Leur core business: la pensée et la culture positives. «Ça se travaille sans cesse », décrivent les auteurs de Positif, le livre qui résume leur théorie.

Et si les agences de notation ont leur «triple A», les Demoucelle ont leur modèle «triple O», comme Objectivité, Ouverture d’esprit et Optimisme.

Simplisme? Méthode Coué? Le contraire, soutiennent Patrick et Anne-Marie Demoucelle. C’est pour ça que le modèle s’ouvre avec l’objectivité: voir la situation telle qu’elle est, revenir aux faits et aux données objectives. C’est un point de départ essentiel avant d’espérer atteindre les deux autres paliers. Dans cet ordre-là et pas à l’envers. On ne commence pas par l’optimisme, recommandent Patrick et Anne-Marie. «Parce qu’un optimiste non objectif est tout simplement un naïf! »

«Plus jamais l’herbe ne sera verte»

Les auteurs prennent un exemple concret pour appliquer leur grille des trois O: un jardin, votre jardin, où l’herbe se fait rare. En fait de gazon, c’est une triste pelade.

Objectivité d’abord: « Toutes ces tâches brunes dans l’herbe sont là et vous ne pouvez pas le nier ou l’ignorer. Vous pouvez vous mentir ou refuser de les voir, cela ne les fera pas disparaître du gazon. »

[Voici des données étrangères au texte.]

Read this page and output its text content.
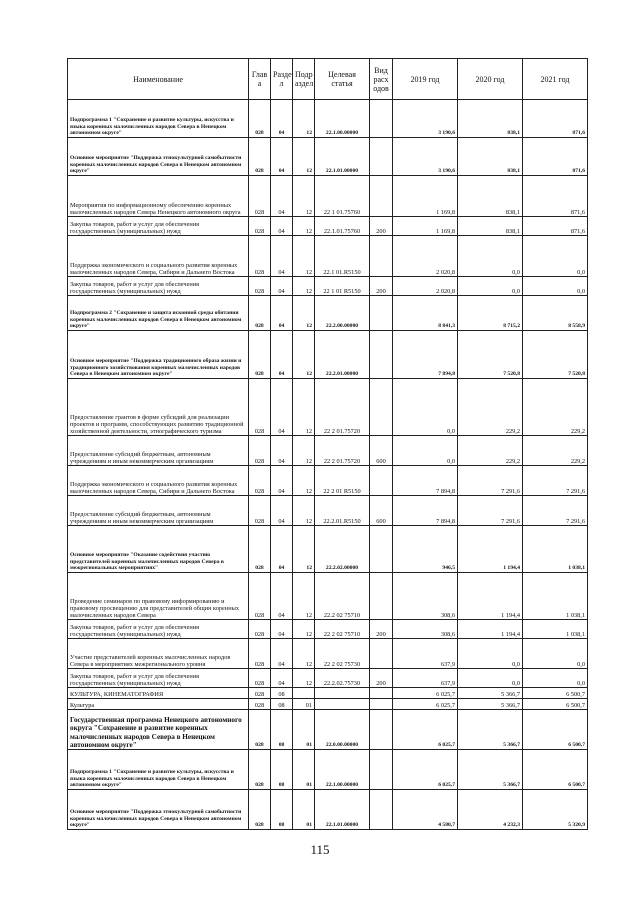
Наименование	Глав а	Разде л	Подр аздел	Целевая статья	Вид расх одов	2019 год	2020 год	2021 год
Подпрограмма 1 "Сохранение и развитие культуры, искусства и языка коренных малочисленных народов Севера в Ненецком автономном округе"	028	04	12	22.1.00.00000		3 190,6	838,1	871,6
Основное мероприятие "Поддержка этнокультурной самобытности коренных малочисленных народов Севера в Ненецком автономном округе"	028	04	12	22.1.01.00000		3 190,6	838,1	871,6
Мероприятия по информационному обеспечению коренных малочисленных народов Севера Ненецкого автономного округа	028	04	12	22 1 01.75760		1 169,8	838,1	871,6
Закупка товаров, работ и услуг для обеспечения государственных (муниципальных) нужд	028	04	12	22.1.01.75760	200	1 169,8	838,1	871,6
Поддержка экономического и социального развития коренных малочисленных народов Севера, Сибири и Дальнего Востока	028	04	12	22.1 01.R5150		2 020,8	0,0	0,0
Закупка товаров, работ и услуг для обеспечения государственных (муниципальных) нужд	028	04	12	22 1 01 R5150	200	2 020,8	0,0	0,0
Подпрограмма 2 "Сохранение и защита исконной среды обитания коренных малочисленных народов Севера в Ненецком автономном округе"	028	04	12	22.2.00.00000		8 841,3	8 715,2	8 558,9
Основное мероприятие "Поддержка традиционного образа жизни и традиционного хозяйствования коренных малочисленных народов Севера в Ненецком автономном округе"	028	04	12	22.2.01.00000		7 894,8	7 520,8	7 520,8
Предоставление грантов в форме субсидий для реализации проектов и программ, способствующих развитию традиционной хозяйственной деятельности, этнографического туризма	028	04	12	22 2 01.75720		0,0	229,2	229,2
Предоставление субсидий бюджетным, автономным учреждениям и иным некоммерческим организациям	028	04	12	22 2 01.75720	600	0,0	229,2	229,2
Поддержка экономического и социального развития коренных малочисленных народов Севера, Сибири и Дальнего Востока	028	04	12	22 2 01 R5150		7 894,8	7 291,6	7 291,6
Предоставление субсидий бюджетным, автономным учреждениям и иным некоммерческим организациям	028	04	12	22.2.01.R5150	600	7 894,8	7 291,6	7 291,6
Основное мероприятие "Оказание содействия участию представителей коренных малочисленных народов Севера в межрегиональных мероприятиях"	028	04	12	22.2.02.00000		946,5	1 194,4	1 038,1
Проведение семинаров по правовому информированию и правовому просвещению для представителей общин коренных малочисленных народов Севера	028	04	12	22.2 02 75710		308,6	1 194,4	1 038,1
Закупка товаров, работ и услуг для обеспечения государственных (муниципальных) нужд	028	04	12	22 2 02 75710	200	308,6	1 194,4	1 038,1
Участие представителей коренных малочисленных народов Севера в мероприятиях межрегионального уровня	028	04	12	22 2 02 75730		637,9	0,0	0,0
Закупка товаров, работ и услуг для обеспечения государственных (муниципальных) нужд	028	04	12	22.2.02.75730	200	637,9	0,0	0,0
КУЛЬТУРА, КИНЕМАТОГРАФИЯ	028	08				6 025,7	5 366,7	6 500,7
Культура	028	08	01			6 025,7	5 366,7	6 500,7
Государственная программа Ненецкого автономного округа "Сохранение и развитие коренных малочисленных народов Севера в Ненецком автономном округе"	028	08	01	22.0.00.00000		6 025,7	5 366,7	6 500,7
Подпрограмма 1 "Сохранение и развитие культуры, искусства и языка коренных малочисленных народов Севера в Ненецком автономном округе"	028	08	01	22.1.00.00000		6 025,7	5 366,7	6 500,7
Основное мероприятие "Поддержка этнокультурной самобытности коренных малочисленных народов Севера в Ненецком автономном округе"	028	08	01	22.1.01.00000		4 580,7	4 232,3	5 320,9
115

Deuxième étape: l’ouverture d’esprit. « Peut-être avez-vous déjà tenté sans succès toutes sortes d’interventions pour garder votre herbe verte. Si cela n’a pas marché, continuez à chercher. Renseignez-vous. Questionnez ceux chez qui l’herbe est impeccable, découvrez comment ils s’y sont pris. Empressez-vous d’aller chercher des informations nouvelles et inconnues. Peut-être devrez-vous simplement accepter que la seule solution est de semer une nouvelle pelouse, mais au moins vous aurez essayé de tout mettre en œuvre.»

Troisième étape: l’optimisme. «Aussi longtemps que vous continuez à penser que plus jamais votre herbe ne sera verte, il y a de grandes chances que vous consacriez peu d’efforts pour y parvenir. Avec la vérité objective sous les yeux et les nouvelles informations à votre disposition, vous devez agir en toute confiance. Cela signifie que vous vous y attelez avec beaucoup d’énergie et de conviction: l’herbe peut redevenir verte, le problème était seulement momentané et finalement pas si dramatique. »

Nouvelle vie, nouvelle mission

Le positivisme serait donc aussi une technique aussi accessible que ça? Un jeu d’enfant? Ce serait plutôt un gros boulot, un véritable entraînement (lire ci-contre), rappellent Patrick et Anne-Marie. Mais on en tire de précieux bénéfices.

Et c’est un homme atteint d’une maladie dégénérative et incurable qui le certifie. Patrick vit des moments terrifiants de paralysie, des journées où ses bras, sa nuque n’obéissent plus à aucun ordre, où son corps n’est plus qu’un terrible spasme, une succession de mouvements incohérents. Il connaît des nuits misérables où la douleur prend toute la place.

Mais il peut aussi se démener, participer à des joggings, profiter de ce joli morceau que sa fille joue au piano, mobiliser son propre corps et l’esprit des autres… «Je suis en mission. Cette nouvelle vie est un nouveau départ.» Son objectif est explicite: « Ne pas mourir avant d’être mort ».

«Positif», Patrick et Anne-Marie Demoucelle, Racine.